Dealing with racial differences is the single-most important challenge facing America in the 21st century, says a law dean speaking about the 50th anniversary of Brown v. Board of Education.

"If we can get this right, we can handle all other problems," said Christopher Edley Jr., founding co-director of The Civil Rights Project at Harvard University and former Harvard law professor. "If we don't do a good job in the coming years, we will have hell to pay. It may not be today, or even this year, but certainly within a generation."

The issue is not identification of a policy agenda for the president, policymakers or researchers in dealing with racial and social injustices, Edley said. The issue is whether America will have a moral and political consensus necessary to move forward.

Edley spoke to a packed Michigan Union Ballroom Jan. 19 as part of the MLK Symposium. U-M Law School Dean Evan Caminker introduced Edley, who Dec. 10 was named dean of the Boalt Hall School of Law at the University of California, Berkeley.

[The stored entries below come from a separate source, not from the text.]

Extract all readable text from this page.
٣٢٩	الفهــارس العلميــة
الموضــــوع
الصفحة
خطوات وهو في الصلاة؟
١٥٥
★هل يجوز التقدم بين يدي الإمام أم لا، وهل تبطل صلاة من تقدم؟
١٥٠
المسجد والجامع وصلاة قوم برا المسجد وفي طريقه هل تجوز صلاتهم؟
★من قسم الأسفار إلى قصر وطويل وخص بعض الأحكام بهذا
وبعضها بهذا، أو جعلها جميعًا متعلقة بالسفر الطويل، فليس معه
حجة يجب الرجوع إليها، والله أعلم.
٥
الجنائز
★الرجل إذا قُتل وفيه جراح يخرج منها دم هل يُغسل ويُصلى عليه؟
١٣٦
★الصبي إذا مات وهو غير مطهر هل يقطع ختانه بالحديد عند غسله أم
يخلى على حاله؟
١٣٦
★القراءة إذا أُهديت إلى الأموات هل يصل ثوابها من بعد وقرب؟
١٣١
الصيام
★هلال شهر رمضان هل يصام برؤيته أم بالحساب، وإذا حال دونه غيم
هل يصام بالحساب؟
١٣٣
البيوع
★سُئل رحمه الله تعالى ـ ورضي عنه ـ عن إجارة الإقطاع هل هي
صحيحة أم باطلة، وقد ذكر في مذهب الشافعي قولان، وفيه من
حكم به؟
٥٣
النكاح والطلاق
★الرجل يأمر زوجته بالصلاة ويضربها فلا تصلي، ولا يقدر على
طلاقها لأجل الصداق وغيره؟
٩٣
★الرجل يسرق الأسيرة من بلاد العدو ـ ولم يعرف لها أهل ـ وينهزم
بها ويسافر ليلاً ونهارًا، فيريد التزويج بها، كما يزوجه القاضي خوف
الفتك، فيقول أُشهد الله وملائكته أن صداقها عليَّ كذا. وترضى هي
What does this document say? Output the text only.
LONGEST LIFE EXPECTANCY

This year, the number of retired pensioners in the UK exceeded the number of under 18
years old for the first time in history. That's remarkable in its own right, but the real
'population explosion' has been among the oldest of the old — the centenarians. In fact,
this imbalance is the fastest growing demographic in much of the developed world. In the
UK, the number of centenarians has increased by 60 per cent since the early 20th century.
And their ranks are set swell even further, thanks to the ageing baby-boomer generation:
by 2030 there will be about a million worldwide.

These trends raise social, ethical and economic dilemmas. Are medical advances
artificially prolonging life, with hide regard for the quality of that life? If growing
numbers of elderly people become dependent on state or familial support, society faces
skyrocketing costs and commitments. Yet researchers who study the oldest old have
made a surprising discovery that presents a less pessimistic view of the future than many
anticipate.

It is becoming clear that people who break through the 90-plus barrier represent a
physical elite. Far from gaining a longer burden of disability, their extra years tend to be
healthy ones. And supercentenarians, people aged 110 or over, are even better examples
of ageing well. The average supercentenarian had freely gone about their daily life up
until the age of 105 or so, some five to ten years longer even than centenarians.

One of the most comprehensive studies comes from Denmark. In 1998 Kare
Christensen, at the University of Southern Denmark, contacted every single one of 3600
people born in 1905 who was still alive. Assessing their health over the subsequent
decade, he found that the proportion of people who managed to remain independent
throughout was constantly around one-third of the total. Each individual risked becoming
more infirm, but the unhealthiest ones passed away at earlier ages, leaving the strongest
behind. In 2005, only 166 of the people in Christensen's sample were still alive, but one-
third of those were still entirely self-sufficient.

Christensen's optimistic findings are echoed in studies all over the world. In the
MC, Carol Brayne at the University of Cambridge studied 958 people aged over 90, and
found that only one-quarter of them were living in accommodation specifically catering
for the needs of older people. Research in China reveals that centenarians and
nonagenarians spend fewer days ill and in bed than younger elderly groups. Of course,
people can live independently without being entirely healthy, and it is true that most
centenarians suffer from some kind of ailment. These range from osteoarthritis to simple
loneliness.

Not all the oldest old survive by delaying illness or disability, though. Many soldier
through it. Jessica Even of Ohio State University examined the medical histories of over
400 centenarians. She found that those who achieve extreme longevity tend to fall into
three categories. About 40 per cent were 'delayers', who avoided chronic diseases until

Edley cited data about the changing racial landscape in the United States: The 2000 census counted more than 29 million immigrants living in metropolitan areas—an increase of 10 million since 1990. The number of Black Americans with origins in sub-Saharan Africa nearly tripled in the 1990s, he said.

"This assures us that the patterns we continue to see are growing and are here to stay," he said. "Soon, it will transform the workplace and every arena of national life. It will make America's struggle with difference as painful, and perhaps even as murderous, as the struggles elsewhere throughout the world."

Edley said the challenge is twofold; it requires dedication to completing a difficult, anti-discrimination agenda, and it depends upon building the next civil rights and racial justice movement. Race-neutral strategies are important to consider on political and ethical grounds, he said.

Affirmative action is far from a cure-all, Edley said, calling it a limited tool for a limited purpose. Affirmative action is, in some ways, a transitional policy, he said.

But, Edley said, affirmative action is worth fighting for because it is a tool that takes qualified individuals standing at the threshold of some opportunity, and helps them get across that threshold, even while facing some form of individual or structural bias.

Speaking on Brown, Edley said the ruling proved the Supreme Court has the power to make social revolution and to force dramatic social change, even against majority opposition. The case also showed effective advocacy within the law need not have popular legitimacy, he said.

The Bentley Historical Library, Information Technology Central Services, Kresge Business Administration Library, Law Library, the Office of Academic Multicultural Initiatives, School of Information, University Housing and the University Library sponsored the lecture.